DESI-UR / VAST

Void Analysis Software Toolkit
https://vast.readthedocs.io/en/latest/
BSD 3-Clause "New" or "Revised" License
9 stars 8 forks source link

Consider refactoring find_voids() to not include auxiliary functionality #47

Open QuiteAFoxtrot opened 3 years ago

QuiteAFoxtrot commented 3 years ago

find_voids() is the meat and potatoes of VoidFinder, but from a code/API standpoint it is little more than a wrapper around 3-4 other pieces of pipeline code which really can function independently:

find_voids:

Right now, certain important parameters like the minimum radius required to be a maximal sphere, which is used in combine_holes, are not available in the main call to find_voids() because they're default parameters in their respective sub-functions (like combine_holes). Theoretically we could fix this issue simply by making find_voids() become a sort of giant master interface to its sub-pieces, but this might not be the best design for sustainable maintenance on this project.

Additionally, there is really no reason for the VAST/VoidFinder package itself to include the disk I/O code within find_voids() (saving results to disk), especially as its currently just using an Astropy function. This choice has really just been for convenience and not necessarily an intentional design paradigm, and there are lots of convenient alternatives to the astropy I/O like numpy.savetxt() or using an HDF5 file, or even pickle if a potential user might desire.

This issue is probably my own fault for not recognizing these pieces in an earlier iteration, but as we move to get published in JOSS or have folks external to UofR/Drexel using this software its probably best that we try and move towards common practice and away from being coupled with old decisions from when this package was coupled with its working scripts.

The proposed fix to this would be to move most of the code in find_voids() into the working scripts (like SDSS_DR7_VoidFinder.py) so that the find_voids() API doesn't continue to grow and the sub-pieces like combine_holes() which contain important parameters are exposed as top-level functions to potential users.

Theoretically if we continue down this line of thought and revamp the whole package we may be able to drop almost every dependency except Numpy, which would be quite nice though that is probably a separate issue beyond the scope of this one. Looks like the setup.py requires only Cython and Numpy anyway, which is really nice

kadglass commented 3 years ago

Commenting on the file I/O in find_voids: yes, I think that it would be good to pull this out (so that it would be in the main example script). In this case, find_voids should return the list of maximal spheres and the list of holes.

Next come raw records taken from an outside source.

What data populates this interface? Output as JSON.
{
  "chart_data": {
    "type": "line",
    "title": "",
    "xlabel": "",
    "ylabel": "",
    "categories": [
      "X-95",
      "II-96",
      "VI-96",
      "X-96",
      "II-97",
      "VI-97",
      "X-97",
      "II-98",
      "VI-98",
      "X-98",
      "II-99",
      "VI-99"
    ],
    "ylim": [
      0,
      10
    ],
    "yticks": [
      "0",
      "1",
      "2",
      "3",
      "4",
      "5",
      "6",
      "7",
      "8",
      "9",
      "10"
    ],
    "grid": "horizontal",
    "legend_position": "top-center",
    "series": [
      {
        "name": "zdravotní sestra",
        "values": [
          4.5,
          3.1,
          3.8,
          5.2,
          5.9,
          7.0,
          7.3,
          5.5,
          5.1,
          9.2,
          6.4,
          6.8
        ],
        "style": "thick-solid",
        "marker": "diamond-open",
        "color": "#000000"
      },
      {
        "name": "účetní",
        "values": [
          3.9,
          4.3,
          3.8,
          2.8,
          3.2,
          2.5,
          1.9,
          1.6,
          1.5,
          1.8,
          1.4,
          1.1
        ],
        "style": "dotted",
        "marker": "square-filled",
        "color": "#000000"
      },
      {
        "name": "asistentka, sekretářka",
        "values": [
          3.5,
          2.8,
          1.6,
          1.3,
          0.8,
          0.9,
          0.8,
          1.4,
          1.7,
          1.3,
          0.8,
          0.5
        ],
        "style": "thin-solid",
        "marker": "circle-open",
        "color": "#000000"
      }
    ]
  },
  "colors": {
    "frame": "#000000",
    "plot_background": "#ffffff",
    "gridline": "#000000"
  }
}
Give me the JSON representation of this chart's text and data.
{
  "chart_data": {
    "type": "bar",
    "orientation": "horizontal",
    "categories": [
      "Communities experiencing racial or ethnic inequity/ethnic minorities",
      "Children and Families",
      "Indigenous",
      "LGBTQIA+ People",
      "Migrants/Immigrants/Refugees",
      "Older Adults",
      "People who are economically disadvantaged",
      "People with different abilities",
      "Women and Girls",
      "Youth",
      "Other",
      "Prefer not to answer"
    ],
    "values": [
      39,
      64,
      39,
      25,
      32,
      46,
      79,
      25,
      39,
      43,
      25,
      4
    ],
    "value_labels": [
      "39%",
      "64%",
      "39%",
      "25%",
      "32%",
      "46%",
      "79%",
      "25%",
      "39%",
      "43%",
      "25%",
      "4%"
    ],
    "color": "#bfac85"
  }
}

QuiteAFoxtrot commented 3 years ago

Alternately, kadglass and I discussed including all the auxiliary functionality (except I/O) into a new interface to represent VoidFinder algorithmically as a discrete class or function - while vast.voidfinder contains all the pieces of VoidFinder, it may be worth having a single entry point that represents the collection of scientifically necessary pieces to use the algorithm as described in the literature (this is still possible today just isn't neatly wrapped with a bow on top). This would essentially be the giant master interface I described above, though if it has a well understood or scientifically relevant purpose I would support maintaining that despite the somewhat clunky code design.

If we go this route we need to ensure in the docs, that both the intended master interface is documented well and the important sub functions (hole_finder, combine_holes, etc) are described as top-level utilities with clear APIs.